В зале Юра, естественно, сел рядом с ней. На этот раз шла “Пиковая дама” и Германна играл Иван Мозжухин. Вера обожала кино, боготворила Мозжухина, она была захвачена тем, что происходило на экране, и все равно как-то боком несколько раз заметила, что Юра пристально на нее смотрит. Потом она совсем о нем забыла и вдруг неожиданно почувствовала, что его рука накрыла ее левую руку, ту, что она держала на коленях. Дальше он еще немного выждал, наверное, боялся, но Вера не двигалась, и Колпин, решив, что все в порядке, начал легко, одними пальцами, поглаживать ее руку. Забыв про Мозжухина, Вера сидела ни жива ни мертва и лихорадочно соображала, как, не уронив достоинства, избавиться от этого ухаживания. Все, что делал Колпин, казалось ей неслыханной дерзостью.
К счастью, Юрина рука скоро уползла восвояси, и Вера постепенно пришла в себя. После сеанса он тогда проводил ее до калитки, явно хотел к ним зайти, но она сделала вид, что не понимает и, торопливо простившись, проскользнула во двор. Потом она чуть ли не полгода, встречаясь с Юрой у друзей, старательно избегала оставаться с ним наедине, отказывалась от свиданий, когда он звонил по телефону, вообще по возможности обходила его стороной, все боялась.
А дальше он на целый год напрочь исчез с ее глаз, и только Надя, когда она неизвестно почему вдруг о нем вспомнила, сказала Вере, что у Юры роман с Каргиной — меццо-сопрано из Большого театра.
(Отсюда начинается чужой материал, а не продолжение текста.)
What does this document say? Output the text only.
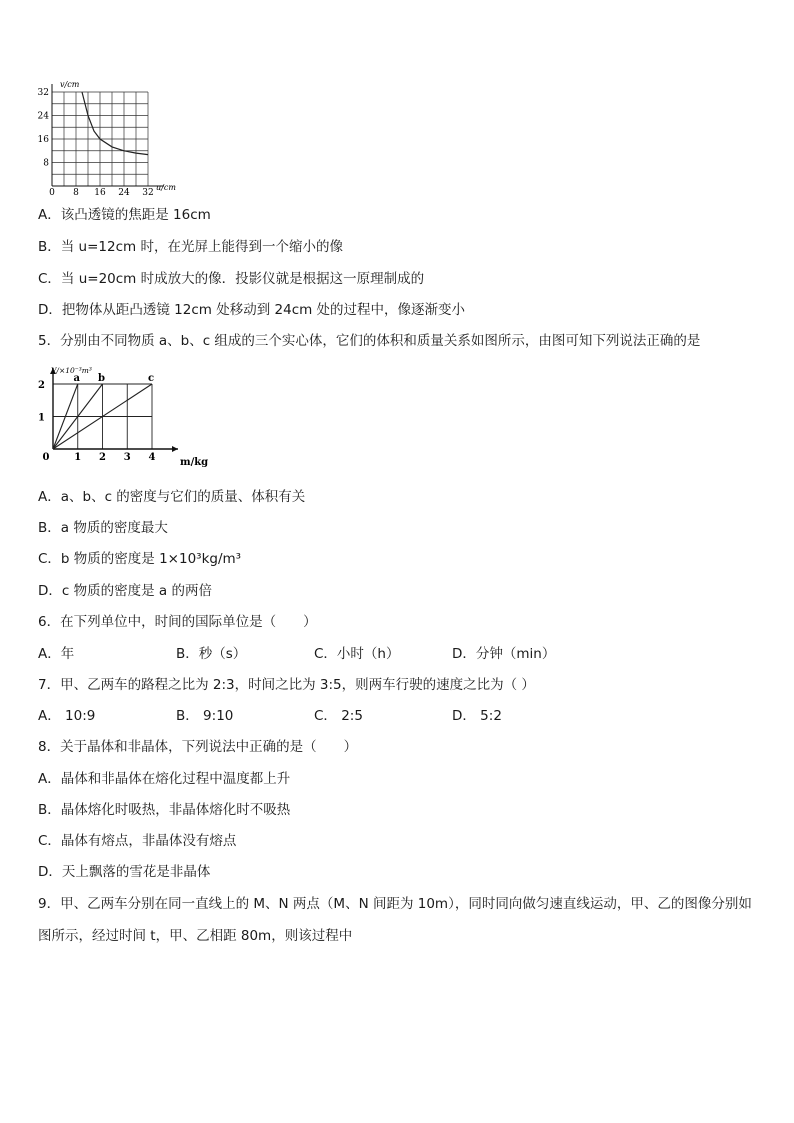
0 8 16 24 32
8
16
24
32
v/cm
u/cm
A．该凸透镜的焦距是 16cm
B．当 u=12cm 时，在光屏上能得到一个缩小的像
C．当 u=20cm 时成放大的像．投影仪就是根据这一原理制成的
D．把物体从距凸透镜 12cm 处移动到 24cm 处的过程中，像逐渐变小
5．分别由不同物质 a、b、c 组成的三个实心体，它们的体积和质量关系如图所示，由图可知下列说法正确的是
a b	c
0 1 2 3 4
1
2
V/×10⁻³m³
m/kg
A．a、b、c 的密度与它们的质量、体积有关
B．a 物质的密度最大
C．b 物质的密度是 1×10³kg/m³
D．c 物质的密度是 a 的两倍
6．在下列单位中，时间的国际单位是（　　）
A．年	B．秒（s）	C．小时（h）	D．分钟（min）
7．甲、乙两车的路程之比为 2:3，时间之比为 3:5，则两车行驶的速度之比为（ ）
A． 10:9	B． 9:10	C． 2:5	D． 5:2
8．关于晶体和非晶体，下列说法中正确的是（　　）
A．晶体和非晶体在熔化过程中温度都上升
B．晶体熔化时吸热，非晶体熔化时不吸热
C．晶体有熔点，非晶体没有熔点
D．天上飘落的雪花是非晶体
9．甲、乙两车分别在同一直线上的 M、N 两点（M、N 间距为 10m），同时同向做匀速直线运动，甲、乙的图像分别如图所示，经过时间 t，甲、乙相距 80m，则该过程中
Эта Каргина старше его на десять лет, у нее муж — известный архитектор, двое детей, так что роман протекает очень тяжело, да и она, Надя, уверена, что Каргина в итоге никогда не променяет свою семью на мальчишку. Веру этот Надин рассказ тогда поразил, и она чуть ли не неделю думала о том, как это у Каргиной с Юрой началось; наверное, тоже пошли вместе в кино или в театр, и там он своей рукой накрыл ее руку.
И снова она забыла о Колпине, и вдруг однажды — это было в субботу, когда сестра уехала на дачу и Вера ночевала в городе одна, — в дверь раздался поздний звонок. Стоял конец июля, ночь была душная и жаркая, собиралась гроза, и Вера никак не могла уснуть, лежала поверх одеяла и ждала, когда пойдет дождь. Услышав звонок, она почему-то сразу поняла, что это Юра, и, накинув на голое тело пальто (халата у нее не было), пошла открывать. Она не ошиблась. Юра сказал, что ему надо поговорить с ее отцом. Что это предлог, она поняла еще когда он говорил и, ответив, что отец на даче, повела гостя на террасу. Все равно ей не спалось. Тут было куда прохладнее, чем в комнатах, и, хотя дождь так и не собрался, они, забыв о времени, проболтали о том о сем до глубокой ночи.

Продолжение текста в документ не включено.